Thursday, February 25, 2016

On Dreams and Bears and Madeline Kahn

You know how they say that when you write down your dreams then you start remembering them more. Well, I've been doing that, and it all paid off last night, because here I am, wide awake on a Thursday morning reliving what was definitely one of my top five best dreams of all time. Right up there with the time when I was a little kid and had a dream where I was in a cartoon and had a talking raccoon best friend. (I had a talking raccoon best friend way before Guardians of the Galaxy made it cool.)

So, my dream.

I was in the Great Bear Rainforest looking for bears with some other bear-loving types and we hadn't been having any luck at all and we were getting a bit discouraged. But we continued on and after some more hiking around we came upon an open meadow that was filled with bears. And by that I mean there were 3 bears. A black bear and two polar bears. At this point I started getting really excited because, I mean, bears.

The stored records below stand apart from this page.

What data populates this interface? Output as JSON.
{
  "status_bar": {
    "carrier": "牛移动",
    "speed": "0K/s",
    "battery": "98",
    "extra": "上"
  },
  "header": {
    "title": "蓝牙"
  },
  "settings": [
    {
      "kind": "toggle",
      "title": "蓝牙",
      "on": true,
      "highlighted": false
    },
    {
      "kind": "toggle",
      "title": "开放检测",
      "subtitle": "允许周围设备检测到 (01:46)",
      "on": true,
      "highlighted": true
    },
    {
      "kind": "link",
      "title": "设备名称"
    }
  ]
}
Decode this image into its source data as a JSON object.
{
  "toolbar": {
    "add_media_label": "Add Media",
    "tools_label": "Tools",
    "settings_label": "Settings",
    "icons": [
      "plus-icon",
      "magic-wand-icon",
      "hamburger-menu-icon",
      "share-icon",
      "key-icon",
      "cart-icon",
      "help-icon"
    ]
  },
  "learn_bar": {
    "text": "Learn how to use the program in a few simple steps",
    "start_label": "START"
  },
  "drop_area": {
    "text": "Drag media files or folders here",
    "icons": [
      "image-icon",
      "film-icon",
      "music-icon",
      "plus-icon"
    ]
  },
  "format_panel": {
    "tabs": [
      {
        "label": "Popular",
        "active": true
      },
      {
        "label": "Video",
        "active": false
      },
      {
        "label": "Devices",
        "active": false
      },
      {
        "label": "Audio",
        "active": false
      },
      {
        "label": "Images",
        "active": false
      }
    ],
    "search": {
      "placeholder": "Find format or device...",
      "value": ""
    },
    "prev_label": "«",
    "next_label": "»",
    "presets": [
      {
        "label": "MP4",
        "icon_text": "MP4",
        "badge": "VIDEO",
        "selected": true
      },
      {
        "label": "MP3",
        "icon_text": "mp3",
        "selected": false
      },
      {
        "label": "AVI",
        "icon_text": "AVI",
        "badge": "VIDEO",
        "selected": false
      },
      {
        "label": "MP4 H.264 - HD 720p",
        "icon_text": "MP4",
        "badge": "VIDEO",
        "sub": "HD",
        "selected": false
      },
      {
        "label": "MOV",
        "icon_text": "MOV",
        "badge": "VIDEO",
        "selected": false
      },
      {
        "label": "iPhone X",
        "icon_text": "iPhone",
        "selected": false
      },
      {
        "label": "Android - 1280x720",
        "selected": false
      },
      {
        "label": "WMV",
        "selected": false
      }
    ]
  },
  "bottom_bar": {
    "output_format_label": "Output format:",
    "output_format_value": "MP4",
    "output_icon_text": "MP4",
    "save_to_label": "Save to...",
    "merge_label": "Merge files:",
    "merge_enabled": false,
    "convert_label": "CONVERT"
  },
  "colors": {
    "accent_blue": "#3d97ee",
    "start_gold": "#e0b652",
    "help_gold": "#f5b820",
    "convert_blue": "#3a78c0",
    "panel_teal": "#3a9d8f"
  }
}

* quick side note. I know that polar bears don't live in the Great Bear Rainforest. But it was a dream so, just, just... okay? *

As we crouched in the greenery watching the scene, I realized that the bears were acting funny. And by acting funny I mean the polar bears were actually mugging the black bear. (What that means exactly, I don't know. But in the dream I was positive that I was witnessing a mugging.) I felt a keen sense of injustice about the whole thing, but I didn't do anything about it. What could I do? I mean, sure, nobody likes a bully, but when the bullies are polar bears I figure you just gotta get out of their way and let them do their thing. Have you seen how big polar bears are? Plus there are pictures like this of them all over the internet.

Yeah. So that red stuff on their faces? That's not snausages. So if some bloody-mawed polar bear wants to rough up a black bear, sure I'll feel bad about it, but I ain't getting involved. 

Well, it turns out I wasn't the only one who could see what was going on. As I made my gutless decision, a member of our party stepped out of the bushes and started yelling at the polar bears to leave the poor little black bear alone. And who was that protector of innocent?

Yep. Madeline Kahn. 

Giving no thought to her own safety, she stormed into that glade ready to show those polar bears what was up. When she got close enough, she yelled and scolded and shamed the polar bears, providing enough distraction that the black bear was able to run off and climb a tree. At this point one of the polar bears got angry and started yelling at Ms. Kahn, telling her how she was ruining everything and how she was gonna pay for this. As tensions rose I finally found my gumption, I stepped out to try and get everyone to calm down. My sudden presence only caused the yell-y polar bear to grab Madeline Kahn in a classic "don't move or I shoot the woman" move. With the situation having escalated beyond petty larceny, the other polar bear clearly wanted no part in this whole fiasco and kept telling his buddy to just let it (the situation) and her (Madeline Kahn) go. All the while Madeline Kahn was screaming and carrying on about propriety and how they were trying to molest her and what not. 

Unfortunately this was when I woke up, so I never got to see what happened. But I like to think that Madeline Kahn talked her way out of the situation (no thanks to me), gave the bears a good scolding, and that after the whole thing was over she and I went and got some lunch and became best friends.